Karen of Euro Crime has searched her archives to produce a comprehensive list of eligible titles for the CWA Duncan Lawrie International Dagger award, the shortlist for which, together with the other awards, will be announced tomorrow (Tuesday) night. Karen is "particularly interested in the International dagger as it's the only award for which translated crime novels are eligible." The criteria (via CWA)  are: crime novels by the broadest definition including thrillers, suspense novels and spy fiction as long as the book was not originally written in English and has been translated into English for UK publication between June 1 2007 and May 31 2008.

"So which ones will be on the shortlist?", asks Karen, inviting readers to choose their own.  She says "my six – based on my own reading plus Euro Crime and press reviews, are: Gomez-Jurado's God's Spy, Hammesfahr's The Sinner, Larsson's The Girl with the Dragon Tattoo, Meyer's Devil's Peak, Nesbo's Nemesis and Vargas' This Night's Foul Work." (I thought I was an avid crime fiction reader, but I've read only one of these!)

Fiona Walker, Norman Price, CrimeFic Reader and me all chance our arm in the comments to Karen's post: please do head on over and add your vote, too – there are some fantastic books to choose from. What is especially nice about the exercise is that Roger Cornwell, CWA webmaster, has dropped in and confirmed that the yet-to-be-revealed shortlist does come exclusively from Karen's longlist (one up for the comprehensiveness of the Euro Crime database). He also writes "we will be running a forum where you can discuss the shortlist, in the run-up to the announcement of the winner. Check out the CWA website for more details, from around 10pm Tuesday evening. Your comments will be most welcome."

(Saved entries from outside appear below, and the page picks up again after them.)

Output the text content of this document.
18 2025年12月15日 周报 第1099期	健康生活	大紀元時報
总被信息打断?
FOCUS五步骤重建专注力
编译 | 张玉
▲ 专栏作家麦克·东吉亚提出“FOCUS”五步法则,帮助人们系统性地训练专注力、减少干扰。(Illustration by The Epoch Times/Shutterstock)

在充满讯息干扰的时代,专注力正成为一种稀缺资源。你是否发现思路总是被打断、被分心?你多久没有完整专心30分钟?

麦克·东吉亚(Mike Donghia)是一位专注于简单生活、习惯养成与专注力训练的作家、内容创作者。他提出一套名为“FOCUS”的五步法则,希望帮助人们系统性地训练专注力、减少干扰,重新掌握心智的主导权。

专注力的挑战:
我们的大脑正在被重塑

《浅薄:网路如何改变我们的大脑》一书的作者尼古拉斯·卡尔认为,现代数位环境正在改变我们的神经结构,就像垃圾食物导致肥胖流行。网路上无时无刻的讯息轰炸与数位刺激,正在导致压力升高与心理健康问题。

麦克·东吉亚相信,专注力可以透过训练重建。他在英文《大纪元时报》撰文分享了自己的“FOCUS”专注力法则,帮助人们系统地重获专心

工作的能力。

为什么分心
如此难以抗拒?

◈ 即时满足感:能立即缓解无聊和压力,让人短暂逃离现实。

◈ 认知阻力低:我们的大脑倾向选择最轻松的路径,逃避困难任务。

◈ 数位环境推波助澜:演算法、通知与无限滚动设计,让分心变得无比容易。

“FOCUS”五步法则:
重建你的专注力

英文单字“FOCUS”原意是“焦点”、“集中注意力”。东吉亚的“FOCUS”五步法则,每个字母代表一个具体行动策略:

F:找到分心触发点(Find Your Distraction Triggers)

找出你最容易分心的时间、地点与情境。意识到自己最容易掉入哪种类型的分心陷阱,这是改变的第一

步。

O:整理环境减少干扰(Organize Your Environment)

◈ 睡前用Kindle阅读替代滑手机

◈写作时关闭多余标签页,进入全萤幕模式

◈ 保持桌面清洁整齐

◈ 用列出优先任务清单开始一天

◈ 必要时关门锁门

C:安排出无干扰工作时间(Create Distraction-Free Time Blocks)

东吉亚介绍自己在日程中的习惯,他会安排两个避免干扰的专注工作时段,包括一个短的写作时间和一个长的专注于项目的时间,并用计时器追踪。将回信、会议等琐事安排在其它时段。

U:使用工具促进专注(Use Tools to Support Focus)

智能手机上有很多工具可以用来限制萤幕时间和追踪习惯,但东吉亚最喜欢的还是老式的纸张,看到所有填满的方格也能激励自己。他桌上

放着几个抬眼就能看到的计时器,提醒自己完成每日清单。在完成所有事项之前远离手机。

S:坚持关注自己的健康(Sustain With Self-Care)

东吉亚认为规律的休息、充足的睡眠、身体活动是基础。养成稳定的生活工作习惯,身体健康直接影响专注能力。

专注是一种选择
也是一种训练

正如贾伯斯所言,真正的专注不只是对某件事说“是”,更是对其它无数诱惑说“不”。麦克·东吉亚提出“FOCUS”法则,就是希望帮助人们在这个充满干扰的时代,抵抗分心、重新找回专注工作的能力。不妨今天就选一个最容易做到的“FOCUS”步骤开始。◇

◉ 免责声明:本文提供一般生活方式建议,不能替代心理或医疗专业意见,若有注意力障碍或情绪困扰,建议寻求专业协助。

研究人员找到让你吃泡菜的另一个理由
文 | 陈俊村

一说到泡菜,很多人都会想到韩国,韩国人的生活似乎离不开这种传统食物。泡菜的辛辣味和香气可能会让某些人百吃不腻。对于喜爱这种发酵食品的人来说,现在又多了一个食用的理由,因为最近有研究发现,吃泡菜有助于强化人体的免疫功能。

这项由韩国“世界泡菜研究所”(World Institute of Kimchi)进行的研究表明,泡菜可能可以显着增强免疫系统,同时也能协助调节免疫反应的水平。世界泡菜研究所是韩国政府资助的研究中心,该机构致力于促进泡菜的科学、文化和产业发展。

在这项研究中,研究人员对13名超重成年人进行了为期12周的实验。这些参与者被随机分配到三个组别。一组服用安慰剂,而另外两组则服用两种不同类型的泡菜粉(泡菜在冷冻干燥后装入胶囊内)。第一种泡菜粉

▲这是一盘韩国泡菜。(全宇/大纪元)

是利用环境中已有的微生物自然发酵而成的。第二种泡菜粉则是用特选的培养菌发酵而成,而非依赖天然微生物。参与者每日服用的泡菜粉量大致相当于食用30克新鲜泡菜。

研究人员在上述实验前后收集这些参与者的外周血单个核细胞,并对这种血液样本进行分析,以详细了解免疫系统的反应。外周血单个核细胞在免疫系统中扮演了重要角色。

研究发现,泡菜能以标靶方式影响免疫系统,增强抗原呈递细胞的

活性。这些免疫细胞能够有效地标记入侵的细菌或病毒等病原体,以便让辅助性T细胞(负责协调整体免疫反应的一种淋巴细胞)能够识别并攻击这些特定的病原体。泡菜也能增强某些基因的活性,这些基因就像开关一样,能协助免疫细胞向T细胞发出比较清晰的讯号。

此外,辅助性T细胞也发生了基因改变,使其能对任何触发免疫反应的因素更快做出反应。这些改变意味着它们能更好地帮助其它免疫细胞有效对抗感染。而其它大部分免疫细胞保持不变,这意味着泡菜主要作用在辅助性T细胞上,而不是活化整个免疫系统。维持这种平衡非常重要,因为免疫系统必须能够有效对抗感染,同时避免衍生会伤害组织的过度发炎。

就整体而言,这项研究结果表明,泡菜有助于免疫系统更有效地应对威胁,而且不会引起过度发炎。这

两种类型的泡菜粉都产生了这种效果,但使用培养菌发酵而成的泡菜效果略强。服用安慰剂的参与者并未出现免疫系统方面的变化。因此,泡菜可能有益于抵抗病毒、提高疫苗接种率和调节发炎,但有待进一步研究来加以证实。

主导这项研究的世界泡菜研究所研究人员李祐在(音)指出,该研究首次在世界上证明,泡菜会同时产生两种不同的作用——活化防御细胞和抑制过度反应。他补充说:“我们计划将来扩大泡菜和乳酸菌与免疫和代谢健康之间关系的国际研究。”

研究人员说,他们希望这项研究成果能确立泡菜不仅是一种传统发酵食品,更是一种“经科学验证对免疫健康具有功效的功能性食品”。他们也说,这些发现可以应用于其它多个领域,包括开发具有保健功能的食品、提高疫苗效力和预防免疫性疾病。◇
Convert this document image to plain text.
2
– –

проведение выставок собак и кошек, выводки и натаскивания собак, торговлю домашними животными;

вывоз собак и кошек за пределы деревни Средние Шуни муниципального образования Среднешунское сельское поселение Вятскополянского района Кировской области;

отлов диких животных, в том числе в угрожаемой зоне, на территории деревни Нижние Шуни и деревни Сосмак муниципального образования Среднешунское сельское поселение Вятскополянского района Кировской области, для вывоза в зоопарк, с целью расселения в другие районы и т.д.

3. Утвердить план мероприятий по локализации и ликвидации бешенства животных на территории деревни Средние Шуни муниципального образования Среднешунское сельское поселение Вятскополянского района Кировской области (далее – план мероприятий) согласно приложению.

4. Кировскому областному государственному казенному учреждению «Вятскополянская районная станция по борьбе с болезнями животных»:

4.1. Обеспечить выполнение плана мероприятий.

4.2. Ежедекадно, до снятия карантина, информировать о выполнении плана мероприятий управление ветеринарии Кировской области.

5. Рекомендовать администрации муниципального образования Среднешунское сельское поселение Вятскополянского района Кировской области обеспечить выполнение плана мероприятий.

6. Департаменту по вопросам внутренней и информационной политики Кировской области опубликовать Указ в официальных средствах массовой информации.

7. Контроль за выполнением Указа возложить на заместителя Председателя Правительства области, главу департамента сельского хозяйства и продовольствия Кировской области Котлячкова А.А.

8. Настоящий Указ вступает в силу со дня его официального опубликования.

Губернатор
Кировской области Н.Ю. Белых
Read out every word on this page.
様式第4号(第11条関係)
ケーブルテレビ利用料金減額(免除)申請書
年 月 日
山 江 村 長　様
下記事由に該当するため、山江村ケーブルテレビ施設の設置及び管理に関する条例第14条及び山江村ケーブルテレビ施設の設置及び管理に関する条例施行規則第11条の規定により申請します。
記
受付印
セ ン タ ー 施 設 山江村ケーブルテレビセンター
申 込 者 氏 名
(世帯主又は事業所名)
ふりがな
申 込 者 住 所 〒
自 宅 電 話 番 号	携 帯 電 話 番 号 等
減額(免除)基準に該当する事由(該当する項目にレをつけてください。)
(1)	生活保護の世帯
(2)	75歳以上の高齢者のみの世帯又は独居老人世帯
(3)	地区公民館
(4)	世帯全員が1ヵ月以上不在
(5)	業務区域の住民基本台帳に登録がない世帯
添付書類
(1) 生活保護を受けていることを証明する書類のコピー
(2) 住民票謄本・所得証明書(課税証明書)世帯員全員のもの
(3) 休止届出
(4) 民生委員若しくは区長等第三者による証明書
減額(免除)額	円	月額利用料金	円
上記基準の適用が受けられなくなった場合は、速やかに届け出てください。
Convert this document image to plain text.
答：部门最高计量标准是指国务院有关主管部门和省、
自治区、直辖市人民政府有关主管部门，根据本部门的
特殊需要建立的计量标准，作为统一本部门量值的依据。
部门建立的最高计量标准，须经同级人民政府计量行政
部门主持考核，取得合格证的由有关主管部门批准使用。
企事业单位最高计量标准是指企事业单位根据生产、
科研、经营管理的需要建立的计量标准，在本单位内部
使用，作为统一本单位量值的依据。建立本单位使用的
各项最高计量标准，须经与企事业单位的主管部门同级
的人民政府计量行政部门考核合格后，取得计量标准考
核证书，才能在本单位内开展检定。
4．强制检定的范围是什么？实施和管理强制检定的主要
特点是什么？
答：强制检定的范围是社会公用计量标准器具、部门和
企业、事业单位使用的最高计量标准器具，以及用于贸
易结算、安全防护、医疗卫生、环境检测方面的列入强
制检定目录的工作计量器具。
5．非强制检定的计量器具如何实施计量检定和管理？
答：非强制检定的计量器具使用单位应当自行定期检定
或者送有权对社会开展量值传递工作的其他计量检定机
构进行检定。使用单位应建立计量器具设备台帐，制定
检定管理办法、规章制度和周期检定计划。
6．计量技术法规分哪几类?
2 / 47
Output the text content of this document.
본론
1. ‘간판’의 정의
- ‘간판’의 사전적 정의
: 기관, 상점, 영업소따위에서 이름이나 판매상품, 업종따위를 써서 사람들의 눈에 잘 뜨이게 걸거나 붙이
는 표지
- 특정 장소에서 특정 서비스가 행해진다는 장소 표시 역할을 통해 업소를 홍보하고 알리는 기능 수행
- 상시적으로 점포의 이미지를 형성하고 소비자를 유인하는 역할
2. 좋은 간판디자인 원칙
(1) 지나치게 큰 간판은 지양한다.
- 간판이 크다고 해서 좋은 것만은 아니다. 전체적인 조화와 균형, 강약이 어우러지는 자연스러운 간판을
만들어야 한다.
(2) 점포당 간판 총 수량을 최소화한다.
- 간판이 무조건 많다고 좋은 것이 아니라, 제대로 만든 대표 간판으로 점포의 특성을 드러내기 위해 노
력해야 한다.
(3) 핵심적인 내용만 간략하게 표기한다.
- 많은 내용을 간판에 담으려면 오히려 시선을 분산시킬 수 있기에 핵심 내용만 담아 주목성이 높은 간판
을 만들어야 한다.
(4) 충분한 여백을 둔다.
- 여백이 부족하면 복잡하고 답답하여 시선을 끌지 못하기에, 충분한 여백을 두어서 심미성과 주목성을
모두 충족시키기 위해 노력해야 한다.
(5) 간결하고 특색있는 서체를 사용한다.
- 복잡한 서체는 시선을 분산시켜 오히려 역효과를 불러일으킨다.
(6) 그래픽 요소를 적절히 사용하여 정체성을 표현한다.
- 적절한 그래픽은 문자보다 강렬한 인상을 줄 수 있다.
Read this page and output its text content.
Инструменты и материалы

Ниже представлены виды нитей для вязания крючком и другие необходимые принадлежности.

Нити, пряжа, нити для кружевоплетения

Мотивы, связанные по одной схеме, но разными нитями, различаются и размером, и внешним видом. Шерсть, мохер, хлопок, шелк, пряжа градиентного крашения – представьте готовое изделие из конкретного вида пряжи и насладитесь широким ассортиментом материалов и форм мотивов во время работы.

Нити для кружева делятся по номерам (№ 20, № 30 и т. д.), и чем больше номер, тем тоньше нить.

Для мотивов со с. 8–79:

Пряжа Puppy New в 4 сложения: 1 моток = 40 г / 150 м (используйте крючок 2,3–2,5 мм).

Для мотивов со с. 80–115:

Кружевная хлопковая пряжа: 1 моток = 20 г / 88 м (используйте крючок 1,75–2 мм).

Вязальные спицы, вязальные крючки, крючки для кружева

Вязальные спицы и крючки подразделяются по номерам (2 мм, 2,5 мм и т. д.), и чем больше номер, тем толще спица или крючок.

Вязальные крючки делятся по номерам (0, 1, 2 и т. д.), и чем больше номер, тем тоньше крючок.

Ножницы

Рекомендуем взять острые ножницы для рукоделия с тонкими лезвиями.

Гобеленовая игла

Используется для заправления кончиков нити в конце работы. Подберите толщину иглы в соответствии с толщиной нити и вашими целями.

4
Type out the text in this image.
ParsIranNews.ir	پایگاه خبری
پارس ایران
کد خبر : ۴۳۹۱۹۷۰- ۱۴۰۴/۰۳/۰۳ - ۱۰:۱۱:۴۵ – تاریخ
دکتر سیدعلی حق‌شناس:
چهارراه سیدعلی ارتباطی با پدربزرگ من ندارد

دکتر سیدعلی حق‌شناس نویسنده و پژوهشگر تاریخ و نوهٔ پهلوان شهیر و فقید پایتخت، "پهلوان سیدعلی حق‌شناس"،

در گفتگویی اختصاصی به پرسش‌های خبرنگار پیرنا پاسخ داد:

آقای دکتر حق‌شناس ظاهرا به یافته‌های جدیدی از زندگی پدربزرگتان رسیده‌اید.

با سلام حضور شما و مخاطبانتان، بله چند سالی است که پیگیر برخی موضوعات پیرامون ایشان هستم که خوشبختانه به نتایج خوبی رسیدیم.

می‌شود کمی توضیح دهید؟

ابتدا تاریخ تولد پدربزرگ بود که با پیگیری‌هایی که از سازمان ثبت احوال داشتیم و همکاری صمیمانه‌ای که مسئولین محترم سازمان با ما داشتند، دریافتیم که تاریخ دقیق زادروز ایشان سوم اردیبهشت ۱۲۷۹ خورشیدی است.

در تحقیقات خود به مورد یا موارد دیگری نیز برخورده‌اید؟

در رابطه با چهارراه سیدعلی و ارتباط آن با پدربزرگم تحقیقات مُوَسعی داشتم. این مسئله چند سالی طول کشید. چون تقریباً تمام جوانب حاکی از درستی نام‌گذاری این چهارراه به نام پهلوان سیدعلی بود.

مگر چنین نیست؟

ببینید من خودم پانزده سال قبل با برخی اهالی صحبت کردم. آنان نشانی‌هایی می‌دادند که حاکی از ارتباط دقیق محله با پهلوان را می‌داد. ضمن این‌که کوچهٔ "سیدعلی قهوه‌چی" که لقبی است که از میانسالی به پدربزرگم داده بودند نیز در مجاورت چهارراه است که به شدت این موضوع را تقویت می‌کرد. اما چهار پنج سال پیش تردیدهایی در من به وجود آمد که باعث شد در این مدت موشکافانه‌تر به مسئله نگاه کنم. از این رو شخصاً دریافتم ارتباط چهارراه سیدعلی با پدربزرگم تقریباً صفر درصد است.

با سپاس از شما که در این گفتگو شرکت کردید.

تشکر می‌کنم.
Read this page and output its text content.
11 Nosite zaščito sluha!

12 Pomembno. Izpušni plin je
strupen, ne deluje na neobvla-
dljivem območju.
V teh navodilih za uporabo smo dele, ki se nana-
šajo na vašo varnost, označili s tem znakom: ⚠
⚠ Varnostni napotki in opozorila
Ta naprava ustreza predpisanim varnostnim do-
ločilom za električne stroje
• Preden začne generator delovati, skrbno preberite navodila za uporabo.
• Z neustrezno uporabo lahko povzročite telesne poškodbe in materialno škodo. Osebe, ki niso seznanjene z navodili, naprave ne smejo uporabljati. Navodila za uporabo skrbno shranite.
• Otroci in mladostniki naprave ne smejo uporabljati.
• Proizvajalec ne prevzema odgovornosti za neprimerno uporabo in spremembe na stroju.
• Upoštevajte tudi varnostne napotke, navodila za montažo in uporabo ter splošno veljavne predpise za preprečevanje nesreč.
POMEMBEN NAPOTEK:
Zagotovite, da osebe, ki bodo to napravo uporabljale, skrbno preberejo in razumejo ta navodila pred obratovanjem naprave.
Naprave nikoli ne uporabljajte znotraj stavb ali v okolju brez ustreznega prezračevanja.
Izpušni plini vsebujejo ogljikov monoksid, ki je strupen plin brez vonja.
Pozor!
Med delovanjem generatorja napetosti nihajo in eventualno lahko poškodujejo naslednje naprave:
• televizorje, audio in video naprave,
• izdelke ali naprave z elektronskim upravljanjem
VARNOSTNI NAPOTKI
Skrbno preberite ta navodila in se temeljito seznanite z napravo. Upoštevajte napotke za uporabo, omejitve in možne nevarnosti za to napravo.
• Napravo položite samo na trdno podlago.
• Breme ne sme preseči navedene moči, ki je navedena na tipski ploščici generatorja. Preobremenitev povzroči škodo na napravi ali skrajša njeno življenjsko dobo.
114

Print ‘blogs’ given value by The Times

So The Times has had a redesign (print edition) today. Probably this is being discussed on the Internet already; I haven't looked yet. The best development in my book is that the leaders (read 'blog posts' in today's language) are upgraded to the inside front cover. That's where they belong, in my opinion, to 'lead into' the day's edition, to give it its tone of the day. A redesign of a magazine or paper usually provides an excuse for the publication to look back at its past highlights, and to look forward to the future, and The Times is no exception with this fascinating historical article 'How the Thunderer felled a government and freed a pop star' (don't be put off by the title).

"If, one day in 1812, you decided to skip the leader column, you might have missed that the Prime Minister had been assassinated. It was only in a leader that The Times reported Spencer Perceval's murder. A mere prime ministerial resignation might not make it until paragraph three of a leader, even though the news was a Times exclusive. Similarly, one of the greatest scoops in this paper's history — the news that Robert Peel had decided to repeal the Corn Laws — appeared only in a leader. Over time, however, while leaders continued to provide fresh information along with opinion, the practice of using them to break big stories ceased. The reason for this change was a revolution in the treatment of news. Today's Times can be contrasted with the paper's report on the battle of Trafalgar. The news story ambled through the facts for several columns, informing readers only right at the end that Admiral Nelson had been killed."